Saturday, December 18, 2010

Trainspotting



You can pretty easily draw a comparison between Trainspotting and Requiem for a Dream, and the fact that the former came out four years earlier doesn't do the latter any favors. They're not quite the same, but they're both the second film by directors who are still acclaimed today, and use a lot of style to tell stories about the lives of drug addicts. Trainspotting is less overwhelming and depressing, and all told I ended up liking it more as a film. It's about five friends, three of which use heroin. One of them refuses but is a psycho on his own without the help of narcotics, and the other ends up getting pulled into that world worse than all of them.

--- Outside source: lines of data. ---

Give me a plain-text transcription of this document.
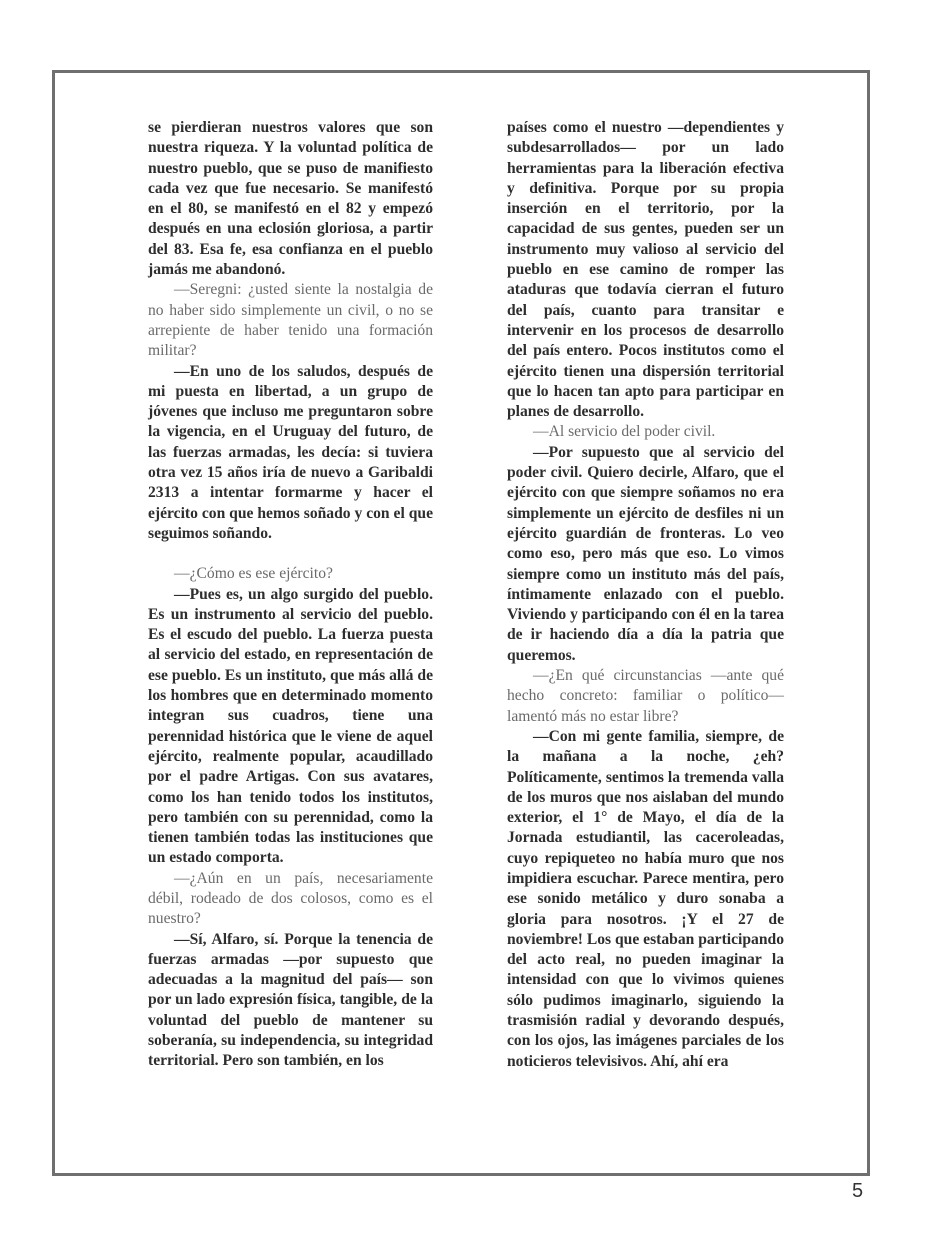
se pierdieran nuestros valores que son nuestra riqueza. Y la voluntad política de nuestro pueblo, que se puso de manifiesto cada vez que fue necesario. Se manifestó en el 80, se manifestó en el 82 y empezó después en una eclosión gloriosa, a partir del 83. Esa fe, esa confianza en el pueblo jamás me abandonó.

—Seregni: ¿usted siente la nostalgia de no haber sido simplemente un civil, o no se arrepiente de haber tenido una formación militar?

—En uno de los saludos, después de mi puesta en libertad, a un grupo de jóvenes que incluso me preguntaron sobre la vigencia, en el Uruguay del futuro, de las fuerzas armadas, les decía: si tuviera otra vez 15 años iría de nuevo a Garibaldi 2313 a intentar formarme y hacer el ejército con que hemos soñado y con el que seguimos soñando.

—¿Cómo es ese ejército?

—Pues es, un algo surgido del pueblo. Es un instrumento al servicio del pueblo. Es el escudo del pueblo. La fuerza puesta al servicio del estado, en representación de ese pueblo. Es un instituto, que más allá de los hombres que en determinado momento integran sus cuadros, tiene una perennidad histórica que le viene de aquel ejército, realmente popular, acaudillado por el padre Artigas. Con sus avatares, como los han tenido todos los institutos, pero también con su perennidad, como la tienen también todas las instituciones que un estado comporta.

—¿Aún en un país, necesariamente débil, rodeado de dos colosos, como es el nuestro?

—Sí, Alfaro, sí. Porque la tenencia de fuerzas armadas —por supuesto que adecuadas a la magnitud del país— son por un lado expresión física, tangible, de la voluntad del pueblo de mantener su soberanía, su independencia, su integridad territorial. Pero son también, en los

países como el nuestro —dependientes y subdesarrollados— por un lado herramientas para la liberación efectiva y definitiva. Porque por su propia inserción en el territorio, por la capacidad de sus gentes, pueden ser un instrumento muy valioso al servicio del pueblo en ese camino de romper las ataduras que todavía cierran el futuro del país, cuanto para transitar e intervenir en los procesos de desarrollo del país entero. Pocos institutos como el ejército tienen una dispersión territorial que lo hacen tan apto para participar en planes de desarrollo.

—Al servicio del poder civil.

—Por supuesto que al servicio del poder civil. Quiero decirle, Alfaro, que el ejército con que siempre soñamos no era simplemente un ejército de desfiles ni un ejército guardián de fronteras. Lo veo como eso, pero más que eso. Lo vimos siempre como un instituto más del país, íntimamente enlazado con el pueblo. Viviendo y participando con él en la tarea de ir haciendo día a día la patria que queremos.

—¿En qué circunstancias —ante qué hecho concreto: familiar o político— lamentó más no estar libre?

—Con mi gente familia, siempre, de la mañana a la noche, ¿eh? Políticamente, sentimos la tremenda valla de los muros que nos aislaban del mundo exterior, el 1° de Mayo, el día de la Jornada estudiantil, las caceroleadas, cuyo repiqueteo no había muro que nos impidiera escuchar. Parece mentira, pero ese sonido metálico y duro sonaba a gloria para nosotros. ¡Y el 27 de noviembre! Los que estaban participando del acto real, no pueden imaginar la intensidad con que lo vivimos quienes sólo pudimos imaginarlo, siguiendo la trasmisión radial y devorando después, con los ojos, las imágenes parciales de los noticieros televisivos. Ahí, ahí era

5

There's an unusual flow to the plot as the protagonist played by Ewan McGregor goes through many ups and downs over time, falling into and out of his addiction. It's a good performance, making the character sympathetic despite myriad screw-ups and bad decisions, and the people around him are good too. My favorite character might be Tommy, played by Kevin McKidd with far more luxurious hair than I'm used to seeing, and Jonny Lee Miller (who we just saw do his best to save a disappointing season of Dexter) is another friend who sees himself as a very smart person, and who likes James Bond maybe a bit too much. Robert Carlyle is sort of a likable psychopath, and while I didn't know Ewen Bremner by name before this movie, I've seen him before and he fits his sad sack role well. Kelly Macdonald plays a girl Ewan rushes into a relationship with, and it's a pretty different part from what I'm used to seeing from her.

Danny Boyle's direction definitely helps the movie a lot, making every scene more interesting to watch and filling the whole thing with a lot of little touches that are both amusing and enhance the story. The scene where Ewan is in withdrawal and hallucinating is obviously a highlight and the film's most famous sequence, but it's far from the only scene that's unique and inventive. Things like completely entering the toilet and falling into the rug are similarly effective at putting you in the head of someone who's out of their mind, and it all works to somehow make the movie a bit more lighthearted than its subject matter would suggest without glorifying it. I really dug it a lot, more than Slumdog Millionaire, and Boyle is definitely a director I need to see more work by.